PTSD is not remembering, it is reliving.
The mind takes one back to the event that caused the trauma.
The trigger time warps the person out of the present and back to the past without warning.
Instantly catapulted back to the painful event that caused the damage.
I was lecturing to an Anatomy and Physiology class at the local community college.
The subject was the cornea of the eyeball. I was describing its delicate nerve endings.

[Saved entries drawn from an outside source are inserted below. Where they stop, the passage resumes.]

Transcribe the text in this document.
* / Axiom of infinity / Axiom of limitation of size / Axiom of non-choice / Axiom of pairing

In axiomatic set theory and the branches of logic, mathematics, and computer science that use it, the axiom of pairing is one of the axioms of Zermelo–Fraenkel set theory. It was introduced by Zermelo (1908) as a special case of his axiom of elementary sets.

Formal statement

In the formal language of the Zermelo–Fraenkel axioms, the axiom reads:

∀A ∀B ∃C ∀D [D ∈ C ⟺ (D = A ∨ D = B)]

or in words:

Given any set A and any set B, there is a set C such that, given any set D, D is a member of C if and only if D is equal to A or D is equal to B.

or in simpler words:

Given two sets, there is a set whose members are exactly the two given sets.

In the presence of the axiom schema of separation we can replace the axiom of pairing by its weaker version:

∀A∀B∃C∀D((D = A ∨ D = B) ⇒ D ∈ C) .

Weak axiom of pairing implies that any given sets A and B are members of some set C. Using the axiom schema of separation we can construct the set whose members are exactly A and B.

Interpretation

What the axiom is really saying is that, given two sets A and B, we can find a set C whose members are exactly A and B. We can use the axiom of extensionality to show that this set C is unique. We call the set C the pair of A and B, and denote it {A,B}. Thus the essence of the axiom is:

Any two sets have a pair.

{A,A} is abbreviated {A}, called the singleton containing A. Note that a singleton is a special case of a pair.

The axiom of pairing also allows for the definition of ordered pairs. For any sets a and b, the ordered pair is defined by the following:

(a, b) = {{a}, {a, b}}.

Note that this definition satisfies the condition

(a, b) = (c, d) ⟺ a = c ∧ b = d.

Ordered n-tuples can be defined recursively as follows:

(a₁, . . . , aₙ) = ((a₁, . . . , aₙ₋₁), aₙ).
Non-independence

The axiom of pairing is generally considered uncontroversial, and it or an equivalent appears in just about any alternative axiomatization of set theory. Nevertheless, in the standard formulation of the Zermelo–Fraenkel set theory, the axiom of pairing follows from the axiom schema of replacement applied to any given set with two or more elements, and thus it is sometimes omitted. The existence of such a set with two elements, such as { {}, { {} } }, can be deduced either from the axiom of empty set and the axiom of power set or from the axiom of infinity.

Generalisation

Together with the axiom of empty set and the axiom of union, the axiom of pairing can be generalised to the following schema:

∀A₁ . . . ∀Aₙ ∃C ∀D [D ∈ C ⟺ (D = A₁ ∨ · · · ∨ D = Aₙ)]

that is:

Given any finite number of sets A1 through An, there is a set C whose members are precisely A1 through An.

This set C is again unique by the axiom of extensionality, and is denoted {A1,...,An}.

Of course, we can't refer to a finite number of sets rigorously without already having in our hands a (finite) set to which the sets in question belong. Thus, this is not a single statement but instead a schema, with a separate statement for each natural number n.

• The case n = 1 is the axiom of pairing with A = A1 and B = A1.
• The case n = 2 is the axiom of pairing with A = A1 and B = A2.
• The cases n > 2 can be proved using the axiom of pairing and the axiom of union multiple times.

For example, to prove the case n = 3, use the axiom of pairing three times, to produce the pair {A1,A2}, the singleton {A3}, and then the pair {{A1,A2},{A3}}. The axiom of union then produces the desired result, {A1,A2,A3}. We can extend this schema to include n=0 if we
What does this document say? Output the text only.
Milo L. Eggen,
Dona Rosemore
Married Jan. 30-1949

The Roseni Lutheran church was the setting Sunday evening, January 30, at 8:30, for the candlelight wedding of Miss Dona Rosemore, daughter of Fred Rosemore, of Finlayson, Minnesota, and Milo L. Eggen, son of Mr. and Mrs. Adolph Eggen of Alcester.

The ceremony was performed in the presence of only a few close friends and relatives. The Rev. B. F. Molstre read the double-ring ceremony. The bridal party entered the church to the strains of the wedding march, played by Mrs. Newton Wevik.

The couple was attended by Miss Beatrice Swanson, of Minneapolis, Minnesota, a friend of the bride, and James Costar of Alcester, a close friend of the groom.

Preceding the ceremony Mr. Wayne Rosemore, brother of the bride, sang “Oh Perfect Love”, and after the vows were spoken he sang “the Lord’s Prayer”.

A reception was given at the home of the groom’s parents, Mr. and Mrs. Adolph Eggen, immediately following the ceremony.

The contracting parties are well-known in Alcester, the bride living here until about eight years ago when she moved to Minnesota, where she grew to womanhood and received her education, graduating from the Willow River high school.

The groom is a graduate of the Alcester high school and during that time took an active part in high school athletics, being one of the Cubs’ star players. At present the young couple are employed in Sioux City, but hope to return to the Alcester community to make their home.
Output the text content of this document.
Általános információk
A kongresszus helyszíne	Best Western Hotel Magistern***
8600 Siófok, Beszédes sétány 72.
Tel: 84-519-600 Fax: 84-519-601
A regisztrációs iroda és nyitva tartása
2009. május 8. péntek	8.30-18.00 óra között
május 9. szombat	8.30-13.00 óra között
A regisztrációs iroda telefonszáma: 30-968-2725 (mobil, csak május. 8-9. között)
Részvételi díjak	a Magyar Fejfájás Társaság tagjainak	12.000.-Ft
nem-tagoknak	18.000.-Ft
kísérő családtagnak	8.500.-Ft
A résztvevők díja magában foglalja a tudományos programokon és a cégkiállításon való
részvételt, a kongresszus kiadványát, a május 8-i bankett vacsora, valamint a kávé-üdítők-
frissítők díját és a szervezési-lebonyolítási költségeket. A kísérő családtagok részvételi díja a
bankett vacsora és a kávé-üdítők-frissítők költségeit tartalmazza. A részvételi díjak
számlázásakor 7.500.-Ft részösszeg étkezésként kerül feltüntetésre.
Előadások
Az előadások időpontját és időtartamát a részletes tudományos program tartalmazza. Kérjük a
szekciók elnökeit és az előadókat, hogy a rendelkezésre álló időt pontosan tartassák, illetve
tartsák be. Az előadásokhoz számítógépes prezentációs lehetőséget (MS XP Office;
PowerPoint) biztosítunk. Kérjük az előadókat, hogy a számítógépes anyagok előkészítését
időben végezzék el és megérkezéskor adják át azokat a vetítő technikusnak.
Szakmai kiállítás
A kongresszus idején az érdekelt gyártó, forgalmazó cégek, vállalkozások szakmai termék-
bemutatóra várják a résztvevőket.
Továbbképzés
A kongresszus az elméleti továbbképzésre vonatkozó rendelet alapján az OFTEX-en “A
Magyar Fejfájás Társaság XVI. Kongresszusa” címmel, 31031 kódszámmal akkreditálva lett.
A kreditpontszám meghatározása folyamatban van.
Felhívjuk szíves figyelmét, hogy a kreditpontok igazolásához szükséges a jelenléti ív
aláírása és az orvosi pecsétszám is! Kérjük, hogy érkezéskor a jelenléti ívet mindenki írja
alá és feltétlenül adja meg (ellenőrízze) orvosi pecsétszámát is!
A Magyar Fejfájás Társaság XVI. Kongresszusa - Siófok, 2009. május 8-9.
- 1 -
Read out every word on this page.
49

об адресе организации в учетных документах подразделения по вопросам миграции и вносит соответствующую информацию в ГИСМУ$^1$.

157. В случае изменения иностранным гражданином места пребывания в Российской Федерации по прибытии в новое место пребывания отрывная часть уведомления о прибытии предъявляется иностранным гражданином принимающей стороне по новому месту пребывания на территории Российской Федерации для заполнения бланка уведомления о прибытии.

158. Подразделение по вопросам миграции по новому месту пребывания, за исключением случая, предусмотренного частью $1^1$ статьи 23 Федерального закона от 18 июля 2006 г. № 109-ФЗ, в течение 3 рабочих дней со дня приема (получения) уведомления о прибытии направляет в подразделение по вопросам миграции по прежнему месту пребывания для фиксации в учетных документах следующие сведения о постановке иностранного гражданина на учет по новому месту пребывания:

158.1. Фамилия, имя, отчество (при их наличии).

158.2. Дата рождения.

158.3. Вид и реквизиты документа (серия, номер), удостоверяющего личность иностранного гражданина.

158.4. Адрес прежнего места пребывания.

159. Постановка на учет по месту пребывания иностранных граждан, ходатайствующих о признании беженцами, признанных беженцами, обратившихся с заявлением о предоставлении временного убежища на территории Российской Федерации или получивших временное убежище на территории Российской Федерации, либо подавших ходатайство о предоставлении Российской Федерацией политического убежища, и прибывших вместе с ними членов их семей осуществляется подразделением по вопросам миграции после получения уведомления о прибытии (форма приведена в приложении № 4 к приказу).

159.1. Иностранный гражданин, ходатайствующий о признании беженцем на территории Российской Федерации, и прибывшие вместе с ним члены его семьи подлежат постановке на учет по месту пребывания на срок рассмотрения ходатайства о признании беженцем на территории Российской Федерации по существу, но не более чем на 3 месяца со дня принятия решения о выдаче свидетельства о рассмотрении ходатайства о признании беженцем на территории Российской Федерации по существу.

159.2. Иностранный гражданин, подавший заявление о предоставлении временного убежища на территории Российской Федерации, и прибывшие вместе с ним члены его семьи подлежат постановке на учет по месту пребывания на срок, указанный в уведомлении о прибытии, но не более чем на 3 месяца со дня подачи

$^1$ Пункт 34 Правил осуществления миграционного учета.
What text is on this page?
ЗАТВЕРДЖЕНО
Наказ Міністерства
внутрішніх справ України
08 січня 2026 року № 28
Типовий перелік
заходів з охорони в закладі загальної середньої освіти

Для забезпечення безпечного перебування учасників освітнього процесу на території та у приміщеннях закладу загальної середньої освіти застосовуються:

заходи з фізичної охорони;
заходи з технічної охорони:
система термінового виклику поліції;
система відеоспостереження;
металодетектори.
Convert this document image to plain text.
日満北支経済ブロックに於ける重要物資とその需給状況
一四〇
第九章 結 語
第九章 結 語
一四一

That is when I heard the scream.
The scream belonged to a younger Rose.
Years before Rose had seized in the corner of the garden while planting flowers.
She fell face-first into the dirt with her eyes and mouth wide open.
Soil filled her mouth and eyes.
I tried to remove the dirt from her mouth. But what does one do with a dirty eyeball?
A scream erupted from Roses’s dirt-filled mouth.
A haunting, primal vocalization of deep pain that brings chills to the listener.
The sound of suffering and shock that a mother never wants to hear from her child.
Rose was rushed to an eye specialist for an eyewash and a liquid bandage on her eye.
As I stood at the board in front of a class full of students,
I heard this horrible scream again.
I stood silently with tears streaming down my face, crying about the cornea.
There was a long and awkward pause as I pulled myself back together.
My precious, puzzled students patiently waited.
I could have continued my lecture on the cornea of the eye,
but there was something more important to teach these future nurses.
They needed to know about trauma and epilepsy.
So a story was shared about Rose and me and PTSD.